Oberhauser Brucke Riesling BA, Donnhoff
Vineyard: Oberhauser Brücke
Soil Type Grey slate bedrock covered by a layer of loess loam
Slope 0 – 15%
Aspect South by southwest
Monopole site for Dönnhoff – the historic Luitpoldbrücke (Luitpold Bridge), built during the period of Royal Bavarian administration, crosses the Nahe River directly adjacent to the village of Oberhausen. Opposite that bridge lies a small vineyard parcel that benefits greatly from the nearby river’s moderating influence. A distinctive microclimate is created, protecting the vines and promoting early flowering each year, which translates into a long growing season for the late-ripening Riesling grape. The special soil composition, consisting of grey slate bedrock covered by a layer of loess loam, ensures an adequate water supply for the vines even during drought years. These conditions and ancient geology give rise to distinctive and elegant Riesling wines of great structure and concentration. The sheltered valley location is also a perfect stage for grapes to freeze on the vine in cold weather, the necessary precondition for luscious ice wines.These unusual conditions are the reason why this vineyard parcel, though measuring just 1.1 ha, is registered as one of the smallest protected sites on the Nahe.
Press & Reviews
After, as usual, a small share of Brücke had been left for Eiswein, a tiny bit of botrytis finally showed up. Given Dönnhoff’s reputation for Brücke Eiswein, it’s not surprising that the most promising bunches were the ones that got spared the initial Auslese picking.
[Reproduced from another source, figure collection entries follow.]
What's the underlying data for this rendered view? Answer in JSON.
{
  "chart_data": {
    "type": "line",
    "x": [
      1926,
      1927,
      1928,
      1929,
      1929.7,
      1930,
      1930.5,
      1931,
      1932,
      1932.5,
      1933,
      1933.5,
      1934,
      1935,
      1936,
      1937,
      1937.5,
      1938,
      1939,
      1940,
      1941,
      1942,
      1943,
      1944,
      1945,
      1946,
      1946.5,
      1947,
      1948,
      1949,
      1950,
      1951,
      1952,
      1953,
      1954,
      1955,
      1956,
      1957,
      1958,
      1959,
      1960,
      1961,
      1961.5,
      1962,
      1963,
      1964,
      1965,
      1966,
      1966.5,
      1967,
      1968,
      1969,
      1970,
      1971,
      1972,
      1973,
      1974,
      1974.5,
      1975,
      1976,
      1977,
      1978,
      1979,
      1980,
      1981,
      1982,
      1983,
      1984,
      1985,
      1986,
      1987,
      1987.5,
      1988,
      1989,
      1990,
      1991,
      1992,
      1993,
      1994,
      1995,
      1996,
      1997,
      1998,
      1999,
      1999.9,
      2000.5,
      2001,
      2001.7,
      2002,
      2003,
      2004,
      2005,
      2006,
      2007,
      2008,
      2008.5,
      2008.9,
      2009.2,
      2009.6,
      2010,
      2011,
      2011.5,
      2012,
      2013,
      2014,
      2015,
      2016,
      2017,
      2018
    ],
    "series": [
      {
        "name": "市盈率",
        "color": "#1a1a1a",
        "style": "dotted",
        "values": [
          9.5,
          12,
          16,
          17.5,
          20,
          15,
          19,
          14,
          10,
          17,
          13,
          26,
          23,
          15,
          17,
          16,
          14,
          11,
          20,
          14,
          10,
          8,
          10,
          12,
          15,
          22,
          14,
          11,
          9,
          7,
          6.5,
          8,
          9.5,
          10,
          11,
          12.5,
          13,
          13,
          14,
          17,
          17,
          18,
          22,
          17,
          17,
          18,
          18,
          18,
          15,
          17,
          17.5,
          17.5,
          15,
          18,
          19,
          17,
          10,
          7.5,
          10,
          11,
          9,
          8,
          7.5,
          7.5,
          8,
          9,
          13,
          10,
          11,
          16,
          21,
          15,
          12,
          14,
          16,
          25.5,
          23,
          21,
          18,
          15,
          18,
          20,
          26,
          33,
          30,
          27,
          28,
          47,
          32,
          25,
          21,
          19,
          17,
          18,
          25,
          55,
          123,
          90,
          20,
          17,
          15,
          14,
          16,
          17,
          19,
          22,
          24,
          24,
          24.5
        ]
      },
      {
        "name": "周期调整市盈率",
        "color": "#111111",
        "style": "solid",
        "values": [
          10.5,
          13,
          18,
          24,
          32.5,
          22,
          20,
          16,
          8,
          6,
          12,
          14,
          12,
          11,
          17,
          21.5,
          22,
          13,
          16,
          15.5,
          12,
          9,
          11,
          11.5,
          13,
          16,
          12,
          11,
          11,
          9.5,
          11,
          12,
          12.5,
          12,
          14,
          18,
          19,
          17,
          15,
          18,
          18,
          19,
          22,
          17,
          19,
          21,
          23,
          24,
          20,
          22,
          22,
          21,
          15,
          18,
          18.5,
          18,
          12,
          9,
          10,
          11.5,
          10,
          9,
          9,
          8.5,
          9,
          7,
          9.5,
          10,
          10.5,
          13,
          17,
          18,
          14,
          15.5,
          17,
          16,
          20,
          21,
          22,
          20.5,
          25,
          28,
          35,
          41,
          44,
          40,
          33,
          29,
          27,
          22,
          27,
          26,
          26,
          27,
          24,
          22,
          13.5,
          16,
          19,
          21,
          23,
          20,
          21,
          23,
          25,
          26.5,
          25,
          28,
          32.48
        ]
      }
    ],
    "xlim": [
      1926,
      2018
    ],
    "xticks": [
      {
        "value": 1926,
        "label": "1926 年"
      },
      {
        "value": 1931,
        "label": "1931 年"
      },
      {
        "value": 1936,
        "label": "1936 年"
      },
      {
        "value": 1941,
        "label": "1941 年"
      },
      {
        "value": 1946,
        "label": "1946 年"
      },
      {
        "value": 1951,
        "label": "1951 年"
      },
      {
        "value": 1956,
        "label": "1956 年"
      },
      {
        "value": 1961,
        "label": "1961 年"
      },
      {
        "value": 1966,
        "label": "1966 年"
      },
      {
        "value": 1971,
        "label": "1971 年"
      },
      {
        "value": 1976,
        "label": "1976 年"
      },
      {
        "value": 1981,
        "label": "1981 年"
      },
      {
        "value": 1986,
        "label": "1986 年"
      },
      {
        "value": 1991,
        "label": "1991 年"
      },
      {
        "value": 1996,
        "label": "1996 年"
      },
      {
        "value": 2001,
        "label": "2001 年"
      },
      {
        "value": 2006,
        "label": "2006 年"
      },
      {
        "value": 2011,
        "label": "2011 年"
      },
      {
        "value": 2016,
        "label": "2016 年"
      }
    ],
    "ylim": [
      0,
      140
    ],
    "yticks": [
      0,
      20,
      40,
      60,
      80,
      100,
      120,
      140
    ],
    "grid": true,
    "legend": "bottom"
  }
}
On November 22 there was a forecast of frost, and the estate’s elite Eiswein crew was alerted to show up at daybreak. But the Ice Man evidently failed to get that message. “And at that point,” related Dönnhoff, “I just said ‘Basta! [Schluss!] Everything gets picked this morning!’” There is a lightly confectionary note here born not just of high residual sugar but also, I suspect, of the brush with frost. (Why freezing often engenders such an impression, I can’t say.) Red raspberry and quince preserves with a crystalline sugary edge and a hint of caramel seem also to be dusted with crushed stone, saliva-inducing mineral salts and whatever mysterious ore-like matter it is that informs this collection’s other Hermannshöhle bottlings. For all of its confitured and confectionary aspects, the fruit also comes off as lusciously succulent, not to mention impeccably pure. A polished and subtly creamy feel adds further allure, and the superbly sustained finish is mouthwateringly umami-rich. This is certainly one late-picked 2018 that doesn’t disappoint! But I imagine the firming and acid-concentrating effect of low temperatures (albeit nowhere near low enough to have frozen the grape solids) counteracted any sense of fruit fatigue or sagging berry skins such as is conveyed by so many late-picked 2018s.